British airline easyJet said it would buy up to 257 Airbus jets as it plots its growth beyond 2028 while restoring its dividend and aiming to more than double profits.
Signalling its recovery from the pandemic was now in full flow, easyJet said the time was right to lay out a long-term growth plan based on bigger and more fuel-efficient planes.
EasyJet chief executive Johan Lundgren said the proposed deal with Airbus, subject to shareholder approval, would add 157 aircraft plus the option for 100 more A321neo jets. The airline currently operates about 330 aircraft and will be retiring some older planes.
EasyJet’s ambitions come despite heightened geopolitical instability following attacks by Palestinian militant group Hamas in Israel, which has lead to flight cancellations, and higher oil prices, plus worries over consumer sentiment in Europe.
Fleet expansion will enable the company to sell more seats on routes from congested European airports like London Gatwick and Amsterdam, where there are few slots available to add more flights.
Lundgren said by 2034, easyJet’s average number of seats per flight would rise to the low 200s from 179.
“The group’s very much thinking future-first with a huge new order of aircraft on the table,” Hargreaves Lansdown analyst Sophie Lund-Yates said, adding that more information was needed on how the planes would be financed.
Shares in easyJet, which competes with Europe’s biggest airline Ryanair, British Airways and others, fell 3.8% in morning deals.
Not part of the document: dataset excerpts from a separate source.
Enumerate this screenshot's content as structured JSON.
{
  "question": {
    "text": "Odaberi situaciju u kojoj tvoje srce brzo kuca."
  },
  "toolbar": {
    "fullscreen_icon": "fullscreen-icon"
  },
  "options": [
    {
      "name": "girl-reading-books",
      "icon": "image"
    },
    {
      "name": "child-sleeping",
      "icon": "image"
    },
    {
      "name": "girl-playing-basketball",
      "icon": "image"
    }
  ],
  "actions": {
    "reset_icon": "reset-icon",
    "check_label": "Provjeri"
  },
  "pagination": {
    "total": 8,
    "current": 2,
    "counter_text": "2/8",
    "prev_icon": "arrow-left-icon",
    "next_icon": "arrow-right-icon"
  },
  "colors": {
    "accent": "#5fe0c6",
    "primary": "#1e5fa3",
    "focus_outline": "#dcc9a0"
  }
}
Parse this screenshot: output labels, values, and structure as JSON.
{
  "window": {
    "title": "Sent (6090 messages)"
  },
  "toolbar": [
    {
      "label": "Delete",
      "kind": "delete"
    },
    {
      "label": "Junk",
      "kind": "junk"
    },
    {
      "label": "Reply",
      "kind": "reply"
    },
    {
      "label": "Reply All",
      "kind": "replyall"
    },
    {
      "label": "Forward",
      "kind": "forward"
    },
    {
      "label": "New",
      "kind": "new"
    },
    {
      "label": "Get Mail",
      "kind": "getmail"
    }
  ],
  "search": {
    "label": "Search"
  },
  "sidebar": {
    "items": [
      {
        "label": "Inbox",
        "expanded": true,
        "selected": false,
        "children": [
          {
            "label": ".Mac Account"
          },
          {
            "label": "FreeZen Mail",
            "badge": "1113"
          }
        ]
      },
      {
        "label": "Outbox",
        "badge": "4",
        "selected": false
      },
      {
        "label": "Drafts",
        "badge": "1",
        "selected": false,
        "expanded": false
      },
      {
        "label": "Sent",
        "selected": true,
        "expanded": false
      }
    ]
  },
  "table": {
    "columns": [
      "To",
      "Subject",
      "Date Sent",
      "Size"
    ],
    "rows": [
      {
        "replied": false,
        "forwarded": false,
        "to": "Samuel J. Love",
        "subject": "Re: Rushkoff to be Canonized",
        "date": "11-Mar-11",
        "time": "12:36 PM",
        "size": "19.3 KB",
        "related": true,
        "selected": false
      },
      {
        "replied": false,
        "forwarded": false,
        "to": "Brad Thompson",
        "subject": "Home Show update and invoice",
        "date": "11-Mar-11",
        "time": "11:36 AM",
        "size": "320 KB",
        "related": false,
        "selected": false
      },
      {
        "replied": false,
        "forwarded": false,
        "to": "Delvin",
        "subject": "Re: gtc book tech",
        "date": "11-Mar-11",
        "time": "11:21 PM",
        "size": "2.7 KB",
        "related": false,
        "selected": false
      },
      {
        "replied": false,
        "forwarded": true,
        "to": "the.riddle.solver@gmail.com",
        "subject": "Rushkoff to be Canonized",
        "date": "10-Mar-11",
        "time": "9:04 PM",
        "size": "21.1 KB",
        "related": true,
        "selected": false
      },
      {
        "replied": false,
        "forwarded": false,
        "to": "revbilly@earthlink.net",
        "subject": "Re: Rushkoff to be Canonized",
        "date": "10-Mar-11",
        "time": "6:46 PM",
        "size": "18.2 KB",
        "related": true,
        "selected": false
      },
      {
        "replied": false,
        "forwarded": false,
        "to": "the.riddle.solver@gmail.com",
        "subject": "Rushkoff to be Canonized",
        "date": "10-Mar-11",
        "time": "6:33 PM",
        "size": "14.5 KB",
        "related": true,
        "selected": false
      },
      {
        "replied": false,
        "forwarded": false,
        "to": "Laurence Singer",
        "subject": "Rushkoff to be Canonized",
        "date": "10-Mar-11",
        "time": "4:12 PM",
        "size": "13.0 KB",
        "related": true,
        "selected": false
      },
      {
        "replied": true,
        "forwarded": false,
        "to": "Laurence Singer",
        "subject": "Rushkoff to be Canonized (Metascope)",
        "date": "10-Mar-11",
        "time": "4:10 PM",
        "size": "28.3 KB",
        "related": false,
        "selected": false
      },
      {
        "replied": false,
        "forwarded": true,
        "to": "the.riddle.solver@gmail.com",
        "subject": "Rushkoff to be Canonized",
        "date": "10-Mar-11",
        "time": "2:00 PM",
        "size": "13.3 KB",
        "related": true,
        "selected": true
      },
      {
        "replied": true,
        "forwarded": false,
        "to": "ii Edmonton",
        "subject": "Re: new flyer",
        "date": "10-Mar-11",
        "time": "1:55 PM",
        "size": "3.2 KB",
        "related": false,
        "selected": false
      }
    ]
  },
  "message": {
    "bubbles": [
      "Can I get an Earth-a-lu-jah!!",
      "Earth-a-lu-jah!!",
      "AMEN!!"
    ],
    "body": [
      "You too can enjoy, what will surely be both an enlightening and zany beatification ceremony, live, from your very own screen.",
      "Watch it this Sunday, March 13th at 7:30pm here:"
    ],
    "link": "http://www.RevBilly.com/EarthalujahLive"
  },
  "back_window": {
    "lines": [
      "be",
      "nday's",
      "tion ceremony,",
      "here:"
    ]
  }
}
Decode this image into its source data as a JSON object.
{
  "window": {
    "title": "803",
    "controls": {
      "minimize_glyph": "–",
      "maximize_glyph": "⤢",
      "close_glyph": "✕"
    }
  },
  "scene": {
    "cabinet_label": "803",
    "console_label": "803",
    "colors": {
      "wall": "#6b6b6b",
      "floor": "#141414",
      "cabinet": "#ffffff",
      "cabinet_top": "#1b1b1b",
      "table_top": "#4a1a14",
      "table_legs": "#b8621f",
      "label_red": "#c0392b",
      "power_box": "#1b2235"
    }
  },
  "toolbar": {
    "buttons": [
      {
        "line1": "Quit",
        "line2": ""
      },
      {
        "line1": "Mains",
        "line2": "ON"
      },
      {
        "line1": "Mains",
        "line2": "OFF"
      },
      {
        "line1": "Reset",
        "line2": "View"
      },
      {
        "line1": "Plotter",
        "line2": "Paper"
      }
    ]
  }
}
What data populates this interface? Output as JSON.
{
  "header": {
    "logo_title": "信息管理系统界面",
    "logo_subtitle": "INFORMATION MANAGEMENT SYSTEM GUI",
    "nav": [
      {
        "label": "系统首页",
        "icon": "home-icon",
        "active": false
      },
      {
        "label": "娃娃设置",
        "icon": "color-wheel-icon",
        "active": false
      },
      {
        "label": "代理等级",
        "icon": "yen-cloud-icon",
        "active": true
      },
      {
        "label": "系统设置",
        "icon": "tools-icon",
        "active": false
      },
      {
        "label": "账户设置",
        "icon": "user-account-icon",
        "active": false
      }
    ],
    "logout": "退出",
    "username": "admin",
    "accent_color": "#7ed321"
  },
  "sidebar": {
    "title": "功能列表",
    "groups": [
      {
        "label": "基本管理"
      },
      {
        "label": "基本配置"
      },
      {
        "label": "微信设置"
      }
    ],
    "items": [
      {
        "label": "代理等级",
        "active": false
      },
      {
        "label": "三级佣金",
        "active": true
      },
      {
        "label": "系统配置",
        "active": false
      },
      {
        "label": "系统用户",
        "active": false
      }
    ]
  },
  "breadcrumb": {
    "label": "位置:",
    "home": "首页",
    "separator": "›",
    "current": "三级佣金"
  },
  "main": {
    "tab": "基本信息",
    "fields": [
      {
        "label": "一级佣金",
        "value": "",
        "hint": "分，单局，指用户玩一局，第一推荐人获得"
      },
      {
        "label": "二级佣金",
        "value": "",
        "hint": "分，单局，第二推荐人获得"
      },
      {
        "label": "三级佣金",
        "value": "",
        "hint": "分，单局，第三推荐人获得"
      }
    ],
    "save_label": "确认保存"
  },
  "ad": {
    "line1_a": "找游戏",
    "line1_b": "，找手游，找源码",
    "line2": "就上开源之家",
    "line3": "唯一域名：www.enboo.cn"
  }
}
They have lost 14% of their value over the last three months as the oil price has risen.
EasyJet forecast annual profit of 440 million to 460 million pounds ($542-$567 million) for the 12 months to the end of September, and said it was targeting a pretax profit of more than 1 billion pounds in the medium term.
The airline made a loss of 178 million pounds last year, when pandemic restrictions were still in place for some of the time.
During COVID-19, it had suspended its dividend, but said this would restart with its full-year results in November.
Bigger planes, reduced winter losses and the growth of its holidays business would help the company meet its medium term profit goal, Lundgren said, shrugging off worries that the outlook had dimmed.
“We continue to see that the demand is strong going forward,” he told reporters on Thursday.
EasyJet, which only flies Airbus planes, said the terms of the deal with Airbus were attractive, without giving details, and it gave the airline certainty at a time when manufacturer order books are filling up.
It already has a separate order for 163 planes due up to 2028.
The airline’s founder Stelios Haji-Ioannou, who owns a 15% stake, has in the past questioned the need to buy expensive new aircraft.